The purpose of the development of this toolbox was to compile a continuously extensible, standard tool, which is useful for any Matlab user for one's aim. In Chapter 1 of the downloadable related documentation one can find a theoretical introduction containing the theory of the algorithms, the definition of the validity measures and the tools of visualization, which help to understand the programmed Matlab files. Chapter 2 deals with the exposition of the files and the description of the particular algorithms, and they are illustrated with simple examples, while in Chapter 3 the whole Toolbox is tested on real data sets during the solution of three clustering problems: comparison and selection of algorithms; estimating the optimal number of clusters; and examining multidimensional data sets.
About the Toolbox
The Fuzzy Clustering and Data Analysis Toolbox is a collection of Matlab functions. The toolbox provides five categories of functions:
- Clustering algorithms. These functions group the given data set into clusters by different approaches: functions Kmeans and Kmedoid are hard partitioning methods, FCMclust, GKclust, GGclust are fuzzy partitioning methods with different distance norms.

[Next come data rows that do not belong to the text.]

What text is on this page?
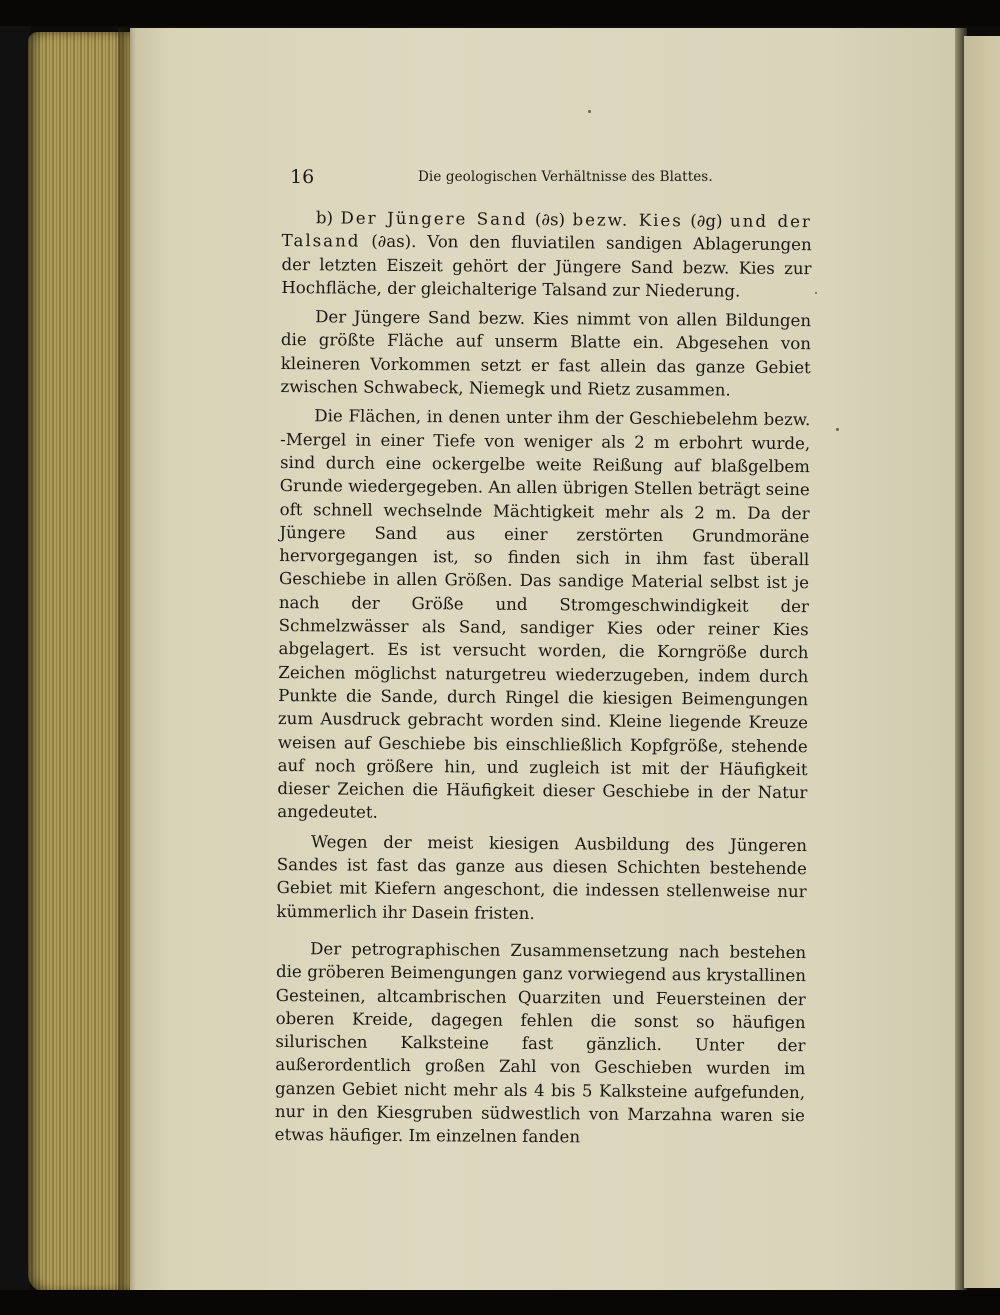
16	Die geologischen Verhältnisse des Blattes.

b) Der Jüngere Sand (∂s) bezw. Kies (∂g) und der Talsand (∂as). Von den fluviatilen sandigen Ablagerungen der letzten Eiszeit gehört der Jüngere Sand bezw. Kies zur Hochfläche, der gleichalterige Talsand zur Niederung.

Der Jüngere Sand bezw. Kies nimmt von allen Bildungen die größte Fläche auf unserm Blatte ein. Abgesehen von kleineren Vorkommen setzt er fast allein das ganze Gebiet zwischen Schwabeck, Niemegk und Rietz zusammen.

Die Flächen, in denen unter ihm der Geschiebelehm bezw. -Mergel in einer Tiefe von weniger als 2 m erbohrt wurde, sind durch eine ockergelbe weite Reißung auf blaßgelbem Grunde wiedergegeben. An allen übrigen Stellen beträgt seine oft schnell wechselnde Mächtigkeit mehr als 2 m. Da der Jüngere Sand aus einer zerstörten Grundmoräne hervorgegangen ist, so finden sich in ihm fast überall Geschiebe in allen Größen. Das sandige Material selbst ist je nach der Größe und Stromgeschwindigkeit der Schmelzwässer als Sand, sandiger Kies oder reiner Kies abgelagert. Es ist versucht worden, die Korngröße durch Zeichen möglichst naturgetreu wiederzugeben, indem durch Punkte die Sande, durch Ringel die kiesigen Beimengungen zum Ausdruck gebracht worden sind. Kleine liegende Kreuze weisen auf Geschiebe bis einschließlich Kopfgröße, stehende auf noch größere hin, und zugleich ist mit der Häufigkeit dieser Zeichen die Häufigkeit dieser Geschiebe in der Natur angedeutet.

Wegen der meist kiesigen Ausbildung des Jüngeren Sandes ist fast das ganze aus diesen Schichten bestehende Gebiet mit Kiefern angeschont, die indessen stellenweise nur kümmerlich ihr Dasein fristen.

Der petrographischen Zusammensetzung nach bestehen die gröberen Beimengungen ganz vorwiegend aus krystallinen Gesteinen, altcambrischen Quarziten und Feuersteinen der oberen Kreide, dagegen fehlen die sonst so häufigen silurischen Kalksteine fast gänzlich. Unter der außerordentlich großen Zahl von Geschieben wurden im ganzen Gebiet nicht mehr als 4 bis 5 Kalksteine aufgefunden, nur in den Kiesgruben südwestlich von Marzahna waren sie etwas häufiger. Im einzelnen fanden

- Evaluation with cluster prototypes. On the score of the clustering results of a data set there is a possibility to calculate membership for "unseen" data sets with these set of functions. In 2-dimensional case the functions draw a contour-map in the data space to visualize the results.
- Validation. The validity function provides cluster validity measures for each partition. It is useful when the number of cluster is unknown a priori. The optimal partition can be determined by the point of the extrema of the validation indexes in dependence of the number of clusters. The indexes calculated are: Partition Coefficient (PC), Classification Entropy (CE), Partition Index (SC), Separation Index (S), Xie and Beni's Index (XB), Dunn's Index (DI) and Alternative Dunn Index (DII).
- Visualization. The Visualization part of this toolbox provides the modified Sammon mapping of the data. This mapping method is a multidimensional scaling method described by Sammon.
- Examples. An example based on industrial data set to present the usefulness of these toolbox and algorithms.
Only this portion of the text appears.